2.2 Top 5 Stale Issues:

We consider stale issues to be issues that has had no activity within the last 30 days. The team should work together to get these issues resolved and closed as soon as possible.

  1. Kompute-based Vulkan backend shows an GGML_OP_GET_ROWS error: This issue involves a problem with the Kompute-based Vulkan backend, which is producing a GGML_OP_GET_ROWS error that does not occur with other Vulkan backends. The issue has been open for a significant period, indicating a potentially complex problem that has not yet been resolved.
  2. Question: How to generate an MPS gputrace: This issue is about a user seeking guidance on how to generate a Metal Performance Shaders (MPS) gputrace for the llama.cpp project during model inference, as part of efforts to enhance the Metal backend for a project at Hugging Face. The user is specifically interested in obtaining a debugger output similar to what is provided by the Metal Debugger in Xcode, and is inquiring if there is any documented or known method to achieve this.
  3. common: download from URL, improve parallel download progress status: This issue addresses the need to improve the progress status display for parallel downloads when retrieving sharded models, as the current implementation causes conflicts in the progression indicators. The proposed solution involves properly implementing the CURLOPT_NOPROGRESS option to ensure accurate and non-conflicting progress updates during the download process.
  4. kubernetes example: This issue is about the need for a Helm chart for the llama.cpp server to facilitate its deployment on Kubernetes, which is a popular platform for deploying applications at scale in the industry.

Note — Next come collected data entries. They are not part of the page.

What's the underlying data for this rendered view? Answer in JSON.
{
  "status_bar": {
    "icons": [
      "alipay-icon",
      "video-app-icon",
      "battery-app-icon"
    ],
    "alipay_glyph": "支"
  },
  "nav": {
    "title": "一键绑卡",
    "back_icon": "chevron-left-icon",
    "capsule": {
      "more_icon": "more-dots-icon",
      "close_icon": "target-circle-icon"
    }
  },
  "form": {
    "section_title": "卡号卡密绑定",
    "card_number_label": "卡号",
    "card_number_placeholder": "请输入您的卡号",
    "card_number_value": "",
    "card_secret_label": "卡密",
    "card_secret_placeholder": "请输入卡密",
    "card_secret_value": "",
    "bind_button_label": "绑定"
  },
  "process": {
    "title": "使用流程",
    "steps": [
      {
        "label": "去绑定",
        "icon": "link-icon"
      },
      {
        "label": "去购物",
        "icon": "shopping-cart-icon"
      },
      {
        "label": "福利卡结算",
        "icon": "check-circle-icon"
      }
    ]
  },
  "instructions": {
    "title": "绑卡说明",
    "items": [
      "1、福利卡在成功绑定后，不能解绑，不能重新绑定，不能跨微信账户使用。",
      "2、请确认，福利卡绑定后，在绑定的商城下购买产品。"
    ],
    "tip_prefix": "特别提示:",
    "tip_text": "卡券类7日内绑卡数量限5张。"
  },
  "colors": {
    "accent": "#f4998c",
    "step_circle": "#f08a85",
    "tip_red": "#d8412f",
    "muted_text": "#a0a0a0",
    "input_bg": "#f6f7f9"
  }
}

The issue has been open for over 448 days, and while initial work has begun, the contributor is seeking additional help from the community to advance the project.
  5. Eval bug: microsoft/bitnet-b1.58-2B-4T-gguf: This issue pertains to a bug encountered while attempting to load a model using the CUDA backend on a system with an NVIDIA GeForce RTX 3060 GPU, where the process fails due to a tensor type mismatch and an incorrect block size. The error occurs during the initialization of the model, specifically when trying to read tensor information from the file, resulting in the model failing to load properly.

2.3 Open Issues

This section lists, groups, and then summarizes issues that were created within the last week in the repository.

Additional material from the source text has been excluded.